Rising costs of chips and memory, together with higher spending on data centres, are increasing investment pressure. Meta raised its 2026 capital expenditure forecast to a range of USD 125 billion to USD 145 billion, around 7.4% above its January assumptions. Microsoft presented initial estimates of around USD 190 billion, close to Alphabet’s level. Amazon is maintaining its forecast at around USD 200 billion, although it already reported higher spending in the most recent quarter.

Operationally, all four companies are showing strong results and are meeting or exceeding expectations. Market reactions, however, are not the same. Amazon and Alphabet are being received more positively, as reflected in their record share prices. Microsoft and Meta are being assessed more cautiously, even though both remain at the centre of the technology race.

The reason lies in their business models and in how the market evaluates the path to monetising AI-related spending. Amazon and Microsoft can monetise investments directly through cloud services. In Amazon’s case, the market appears to believe that AI spending may translate into value growth more quickly. Alphabet has a clear path through Google Cloud. Meta faces a more difficult task, because the potential return on its AI spending is less direct and less predictable.

The differences are also visible in valuations. The forward P/E ratios for these four major technology companies range from 18.5 to 34.6, with an average of around 26.9. Meta, with a ratio of 18.5, is the cheapest company in this group. Amazon is at the opposite end and is valued almost twice as highly as Meta. Alphabet is valued around 70% higher, and even Microsoft trades at a higher valuation than Meta.

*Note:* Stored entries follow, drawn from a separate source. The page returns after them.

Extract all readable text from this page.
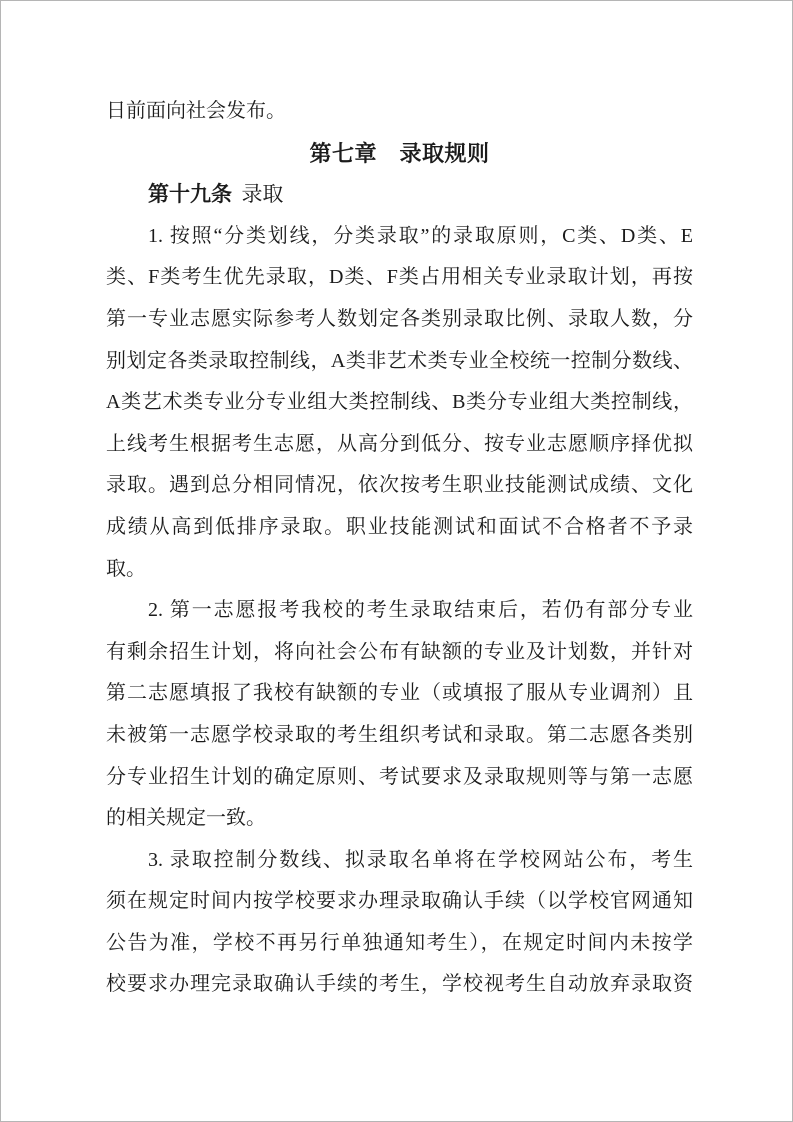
日前面向社会发布。
第七章　录取规则
第十九条 录取
1. 按照“分类划线，分类录取”的录取原则，C类、D类、E
类、F类考生优先录取，D类、F类占用相关专业录取计划，再按
第一专业志愿实际参考人数划定各类别录取比例、录取人数，分
别划定各类录取控制线，A类非艺术类专业全校统一控制分数线、
A类艺术类专业分专业组大类控制线、B类分专业组大类控制线，
上线考生根据考生志愿，从高分到低分、按专业志愿顺序择优拟
录取。遇到总分相同情况，依次按考生职业技能测试成绩、文化
成绩从高到低排序录取。职业技能测试和面试不合格者不予录
取。
2. 第一志愿报考我校的考生录取结束后，若仍有部分专业
有剩余招生计划，将向社会公布有缺额的专业及计划数，并针对
第二志愿填报了我校有缺额的专业（或填报了服从专业调剂）且
未被第一志愿学校录取的考生组织考试和录取。第二志愿各类别
分专业招生计划的确定原则、考试要求及录取规则等与第一志愿
的相关规定一致。
3. 录取控制分数线、拟录取名单将在学校网站公布，考生
须在规定时间内按学校要求办理录取确认手续（以学校官网通知
公告为准，学校不再另行单独通知考生），在规定时间内未按学
校要求办理完录取确认手续的考生，学校视考生自动放弃录取资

The profitability comparison is also interesting. Average margins over the last twelve months range from 11.5% to 46.8%, with an average of around 33.1%. Meta achieves a margin of 41.2%, around eight percentage points above the average. Its margin is approximately 3.6 times higher than Amazon’s and about 8.5 percentage points higher than Alphabet’s. This shows that Meta’s core business remains highly efficient.

That is precisely why the current situation is so interesting. Meta is trading at a significantly lower forward P/E ratio while achieving one of the highest margins. The market is therefore pricing not so much current profitability as uncertainty over future returns on investment. In the case of Amazon and Alphabet, investors see a more direct path to monetisation, which is why these companies have reached record levels.

Yesterday’s Wall Street records show that investors still believe in the strength of technology and the continued development of artificial intelligence. At the same time, the performance of individual market leaders shows that capital is becoming more selective.

Amazon and Alphabet are setting records, while Microsoft and Meta remain below their peaks. The key difference today is not simply participation in the AI race, but the ability to show when and how massive investment will begin to feed through into results. In the next phase of the technology bull market, greater selectivity will be needed. The market may continue to reward companies linked to AI, but the differences between them will become increasingly important.